Cadavres Exquis fait partie de ces films sans compromis qui traite leur sujet à bras le corps sans jamais donner la possibilité au spectateur d’échapper au spectre de l’inéluctabilité. Brulot politique ou métaphore désenchantée ? Le film de Francesco Rosi montre une enquête en eaux troubles qui dès la scène d’intro, une musique ronflante désaccordée, une photographie grisâtre restituant parfaitement l’ambiance de cette époque des années dites de plombs, qui plongèrent la société italienne dans un profond marasme, et ce vieux magistrat qui déambule clopin-clopant traversant un mausolée composée de momies, vestige d’un temps passé. C’est extrêmement sombre et ça ne cessera de l’être, jusqu’à la toute dernière image.
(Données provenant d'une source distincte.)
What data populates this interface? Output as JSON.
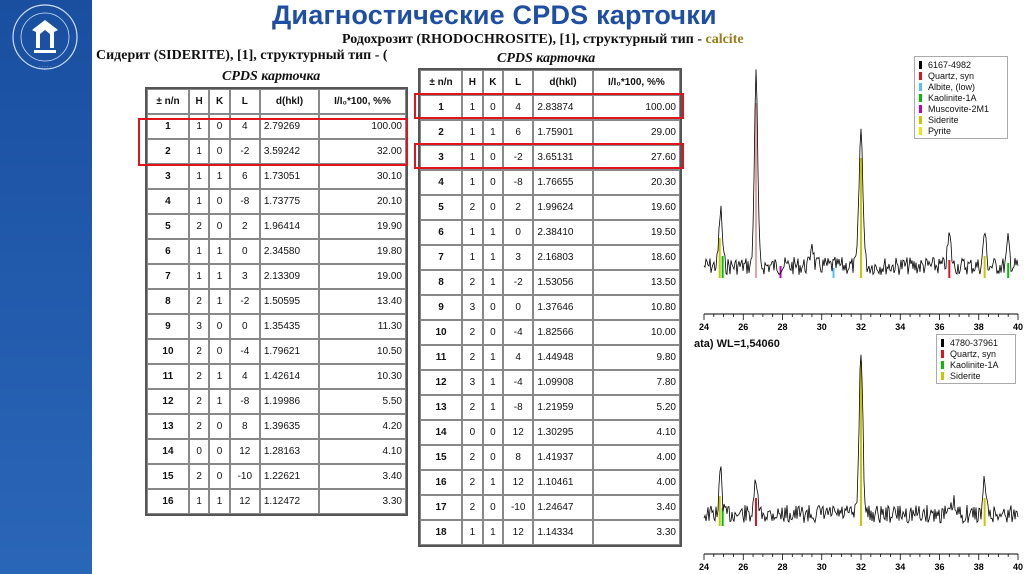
{
  "slide_title": "Диагностические CPDS карточки",
  "siderite": {
    "caption": "Сидерит (SIDERITE), [1], структурный тип - (",
    "card_title": "CPDS карточка",
    "headers": [
      "± n/n",
      "H",
      "K",
      "L",
      "d(hkl)",
      "I/I₀*100, %%"
    ],
    "rows": [
      [
        "1",
        "1",
        "0",
        "4",
        "2.79269",
        "100.00"
      ],
      [
        "2",
        "1",
        "0",
        "-2",
        "3.59242",
        "32.00"
      ],
      [
        "3",
        "1",
        "1",
        "6",
        "1.73051",
        "30.10"
      ],
      [
        "4",
        "1",
        "0",
        "-8",
        "1.73775",
        "20.10"
      ],
      [
        "5",
        "2",
        "0",
        "2",
        "1.96414",
        "19.90"
      ],
      [
        "6",
        "1",
        "1",
        "0",
        "2.34580",
        "19.80"
      ],
      [
        "7",
        "1",
        "1",
        "3",
        "2.13309",
        "19.00"
      ],
      [
        "8",
        "2",
        "1",
        "-2",
        "1.50595",
        "13.40"
      ],
      [
        "9",
        "3",
        "0",
        "0",
        "1.35435",
        "11.30"
      ],
      [
        "10",
        "2",
        "0",
        "-4",
        "1.79621",
        "10.50"
      ],
      [
        "11",
        "2",
        "1",
        "4",
        "1.42614",
        "10.30"
      ],
      [
        "12",
        "2",
        "1",
        "-8",
        "1.19986",
        "5.50"
      ],
      [
        "13",
        "2",
        "0",
        "8",
        "1.39635",
        "4.20"
      ],
      [
        "14",
        "0",
        "0",
        "12",
        "1.28163",
        "4.10"
      ],
      [
        "15",
        "2",
        "0",
        "-10",
        "1.22621",
        "3.40"
      ],
      [
        "16",
        "1",
        "1",
        "12",
        "1.12472",
        "3.30"
      ]
    ]
  },
  "rhodochrosite": {
    "caption_main": "Родохрозит (RHODOCHROSITE), [1], структурный тип - ",
    "caption_type": "calcite",
    "card_title": "CPDS карточка",
    "headers": [
      "± n/n",
      "H",
      "K",
      "L",
      "d(hkl)",
      "I/I₀*100, %%"
    ],
    "rows": [
      [
        "1",
        "1",
        "0",
        "4",
        "2.83874",
        "100.00"
      ],
      [
        "2",
        "1",
        "1",
        "6",
        "1.75901",
        "29.00"
      ],
      [
        "3",
        "1",
        "0",
        "-2",
        "3.65131",
        "27.60"
      ],
      [
        "4",
        "1",
        "0",
        "-8",
        "1.76655",
        "20.30"
      ],
      [
        "5",
        "2",
        "0",
        "2",
        "1.99624",
        "19.60"
      ],
      [
        "6",
        "1",
        "1",
        "0",
        "2.38410",
        "19.50"
      ],
      [
        "7",
        "1",
        "1",
        "3",
        "2.16803",
        "18.60"
      ],
      [
        "8",
        "2",
        "1",
        "-2",
        "1.53056",
        "13.50"
      ],
      [
        "9",
        "3",
        "0",
        "0",
        "1.37646",
        "10.80"
      ],
      [
        "10",
        "2",
        "0",
        "-4",
        "1.82566",
        "10.00"
      ],
      [
        "11",
        "2",
        "1",
        "4",
        "1.44948",
        "9.80"
      ],
      [
        "12",
        "3",
        "1",
        "-4",
        "1.09908",
        "7.80"
      ],
      [
        "13",
        "2",
        "1",
        "-8",
        "1.21959",
        "5.20"
      ],
      [
        "14",
        "0",
        "0",
        "12",
        "1.30295",
        "4.10"
      ],
      [
        "15",
        "2",
        "0",
        "8",
        "1.41937",
        "4.00"
      ],
      [
        "16",
        "2",
        "1",
        "12",
        "1.10461",
        "4.00"
      ],
      [
        "17",
        "2",
        "0",
        "-10",
        "1.24647",
        "3.40"
      ],
      [
        "18",
        "1",
        "1",
        "12",
        "1.14334",
        "3.30"
      ]
    ]
  },
  "diffractogram_top": {
    "legend": [
      {
        "label": "6167-4982",
        "color": "#000000"
      },
      {
        "label": "Quartz, syn",
        "color": "#e0141c"
      },
      {
        "label": "Albite, (low)",
        "color": "#4fc3f7"
      },
      {
        "label": "Kaolinite-1A",
        "color": "#00c000"
      },
      {
        "label": "Muscovite-2M1",
        "color": "#c000c0"
      },
      {
        "label": "Siderite",
        "color": "#c8c800"
      },
      {
        "label": "Pyrite",
        "color": "#e8e800"
      }
    ],
    "x_ticks": [
      "24",
      "26",
      "28",
      "30",
      "32",
      "34",
      "36",
      "38",
      "40"
    ]
  },
  "diffractogram_bottom": {
    "wl_label": "ata) WL=1,54060",
    "legend": [
      {
        "label": "4780-37961",
        "color": "#000000"
      },
      {
        "label": "Quartz, syn",
        "color": "#e0141c"
      },
      {
        "label": "Kaolinite-1A",
        "color": "#00c000"
      },
      {
        "label": "Siderite",
        "color": "#c8c800"
      }
    ],
    "x_ticks": [
      "24",
      "26",
      "28",
      "30",
      "32",
      "34",
      "36",
      "38",
      "40"
    ]
  }
}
Le film est une adaptation d’un roman de l’auteur de polars maffieux Leonardo Sciascia, dont le livre Il Giorni Della Civetta (La Maffia Fait La Loi en France) fut adapté au cinéma par Damiano Damiani avec Franco Nero et Claudia Cardinale. Plusieurs de ses œuvres feront l’objet de films par des réalisateurs comme Elio Petri ou Giovanni Grimaldi.
Il s’agit donc d’une enquête policière dans laquelle l’inspecteur Rogas, impeccablement, une fois n’est pas coutume, interprété par Lino Ventura, tente de résoudre une affaire de crimes à répétitions dans le milieu de la magistrature. Plus il s’approchera de ce qu’il pense être la vérité, plus il semblera creuser sa propre tombe. Un climat extrêmement lourd et sombre, absolument aucune place pour la compromission ni le moindre soupçon d’espoir dans ce film d’une noirceur absolue qui dresse un état des lieux d’une société italienne plongée dans une sorte de corruption des profondeurs qu’il ne vaut mieux pas trop creuser sans y risquer de ne plus pouvoir en ressortir vivant.
On retrouve une ambiance de paranoïa absolue qui fait souvent penser à l’excellent The Conversation (Conversation Secrète) de Francis Ford Coppola. En creusant dans les tréfonds d’un monde sous-terrain de l’univers de cette institution, la justice en l’occurrence, que l’on pense anoblie par des apparats de respectabilité, l’inspecteur s’enfonce peu à peu dans une sorte d’enfer dont il ne pourra plus ressortir. Sans concession, le film dézingue à peu près toutes les institutions sans absolument le moindre compromis, on est très loin des point de vue tarte à la crème de défonceurs de portes ouvertes dont nous abreuvent bien des pseudos cinéastes sociopathes d'aujourd'hui. Tout le monde passe à la moulinette du politiquement incorrect dans ce film, même si l’on connait le véritable engagement politique de Rosi, qui à l’image d’un Elio Petri, ne cachait pas son militantisme avérée sous de la gaudriole pour sociopathe "pouet-pouet", mais croyait réellement à ses idées.
Rassemblant une belle palette d’acteurs internationaux du meilleur acabit, puisqu’on y retrouve Max Von Sydow, Fernando Rey et Charles Vanel, ainsi que l’excellent Alain Cuny, dans des rôles de magistrats qui vont tour à tour se faire dessouder, le film se perd parfois dans une sorte d’excès de noirceur qui finit par contaminer à peu près tout. De la partition musicale mal-aimable de Piero Piccioni, à la photographie terne qui rajoute à l’ambiance généralisée, au jeu parfois un peu trop statique des différents protagonistes, le traitement stricto sensu de Rosi peut rebuter. Mais n’est-ce pas le rôle d’un brulot désillusionné ? Je lui préfère, le traitement du Conversation Secrète de Coppola personnellement.